Choral des Todes
Stimme fort:
»Ich wurde in einen der kleinen blauen Lastwagen der DINA verfrachtet. Man nannte sie ›die blauen Fliegen‹. Man hat mir feuchte Watte in die Ohren gestopft und eine Ledermaske übers Gesicht gestülpt, sodass ich nicht sehen konnte, was vor sich ging. Dann ist der Wagen losgefahren. Sonderbare Gedanken schossen mir damals durch den Kopf. Ich habe Ihnen noch nicht das Wichtigste gesagt: Ich gehörte nicht zur Unidad Popular. Man kann nicht einmal sagen, dass ich ein Sozialist war. Damals hatte ich einen unsteten Lebenswandel. Drogenexzesse, viel Sex, etwas Meditation. Im Jahre 1970 bin ich in Katmandu gelandet. Dort habe ich Chilenen getroffen, die mir den Eindruck vermittelten, als lebe man unter Allende in einem Schlaraffenland. Als sei dort der Traum aller Aussteiger wahr geworden. Aus purer Neugier bin ich nach Santiago gefahren. Ich rauchte Cannabis. Ich nahm an den politischen Versammlungen der MIR teil, der Bewegung der revolutionären Linken.
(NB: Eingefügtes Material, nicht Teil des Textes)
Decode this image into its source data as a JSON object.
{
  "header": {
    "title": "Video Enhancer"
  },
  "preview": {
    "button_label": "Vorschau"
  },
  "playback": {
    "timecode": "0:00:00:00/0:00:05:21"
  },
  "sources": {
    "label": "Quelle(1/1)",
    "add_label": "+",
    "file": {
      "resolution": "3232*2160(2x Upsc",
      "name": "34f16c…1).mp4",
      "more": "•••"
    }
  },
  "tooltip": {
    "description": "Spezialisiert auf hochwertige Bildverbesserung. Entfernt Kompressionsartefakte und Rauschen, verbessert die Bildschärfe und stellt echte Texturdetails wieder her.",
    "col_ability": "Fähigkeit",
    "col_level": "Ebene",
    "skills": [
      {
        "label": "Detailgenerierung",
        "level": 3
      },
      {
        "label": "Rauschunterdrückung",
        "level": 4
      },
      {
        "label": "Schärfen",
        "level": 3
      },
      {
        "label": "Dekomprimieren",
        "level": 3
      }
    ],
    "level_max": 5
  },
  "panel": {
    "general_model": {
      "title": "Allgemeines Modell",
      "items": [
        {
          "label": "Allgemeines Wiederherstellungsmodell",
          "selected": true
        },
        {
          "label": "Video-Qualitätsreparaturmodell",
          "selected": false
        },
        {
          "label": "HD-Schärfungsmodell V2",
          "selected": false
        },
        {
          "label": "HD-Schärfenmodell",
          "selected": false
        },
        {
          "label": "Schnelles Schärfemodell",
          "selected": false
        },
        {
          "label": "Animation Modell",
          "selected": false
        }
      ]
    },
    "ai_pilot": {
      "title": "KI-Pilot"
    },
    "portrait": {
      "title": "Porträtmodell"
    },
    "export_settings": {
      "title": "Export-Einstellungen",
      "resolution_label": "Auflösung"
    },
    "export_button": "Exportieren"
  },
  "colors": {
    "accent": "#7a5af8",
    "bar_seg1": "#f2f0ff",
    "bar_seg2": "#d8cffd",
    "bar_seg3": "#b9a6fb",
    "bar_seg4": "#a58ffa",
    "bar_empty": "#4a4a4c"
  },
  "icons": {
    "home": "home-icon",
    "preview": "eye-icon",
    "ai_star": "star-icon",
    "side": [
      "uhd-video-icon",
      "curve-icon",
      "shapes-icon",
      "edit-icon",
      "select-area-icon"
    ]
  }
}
Vor allem, um Aktivistinnen aufzureißen. Ich wusste also nicht viel. Dennoch habe ich mir an jenem Tag im Polizeiwagen geschworen, den Mund zu halten. Folter und Angst haben eine merkwürdige Wirkung. Sie rütteln einen durch – im wörtlichen wie im übertragenen Sinn. Es stellt sich heraus, ob man feige oder mutig ist. Als ich gesehen habe, dass diese Dreckskerle ihr Möglichstes taten, um mich zu quälen, habe ich beschlossen, nichts mehr zu sagen. Ein Held zu werden. Auch wenn es nutzlos war. Schließlich hatte ich bis zu diesem Zeitpunkt nichts Außerordentliches vollbracht. Ein würdiges Ende!«
Kasdan fragte:
»Wohin hat man Sie gebracht?«
»Ich weiß es nicht. Zweifellos in die Villa Grimaldi, die Hochburg der Folter in Santiago. Aber ich hatte keine Vorstellung von Raum und Zeit. Wenn man nichts hört, nichts sieht und in regelmäßigen Abständen ganz ohne Grund geschlagen wird, wird jedes Maß relativ.«
»Haben Sie damals Götz gesehen?«
»Nein. In jener Nacht … nun, ich glaube, es war Nacht … machte ich die Bekanntschaft der Militärs. Schläge. Beschimpfungen. Dann das Wannenbad. Sie tauchten mich mehrmals unter. Manchmal im Wasser, manchmal in kochend heißem Paraffin oder in Exkrementen. Ich schwieg immer noch. Dann wollten sie mich mit Strom foltern. Es war fast komisch, weil sie offensichtlich das Gerät nicht bedienen konnten. Da sind die Franzosen aufgetaucht.«
»Franzosen?«
»Ja, ich glaube, dass es Franzosen waren. Zu der Zeit sprach ich noch nicht Ihre Sprache.«
»Was taten sie dort?«
Hansen lächelte. Er trank einen Schluck Wein, und die Farbe kehrte in sein Gesicht zurück.
»Ganz einfach: Sie bildeten die Chilenen aus. Sie zeigten ihnen, wie man diese stabförmigen Geräte, die an das Stromnetz angeschlossen waren, einsetzen musste. Im Übrigen hörte ich auch portugiesische Stimmen. Gewiss ›Schüler‹ aus Brasilien. Ja, ich befand mich mitten in einer Schulung.«
Die beiden Ermittler wechselten einen Blick. Franzosen, zweifellos Militärs, die nach Chile entsandt worden waren, um Folterer auszubilden. Männer, die Pinochets Militärjunta halfen, die subversive Front zu zerschlagen. Wenn Frankreich in den Putsch verwickelt war, hatte die Regierung allen Grund, Wilhelm Götz zu überwachen, der plötzlich den Mund nicht mehr halten wollte.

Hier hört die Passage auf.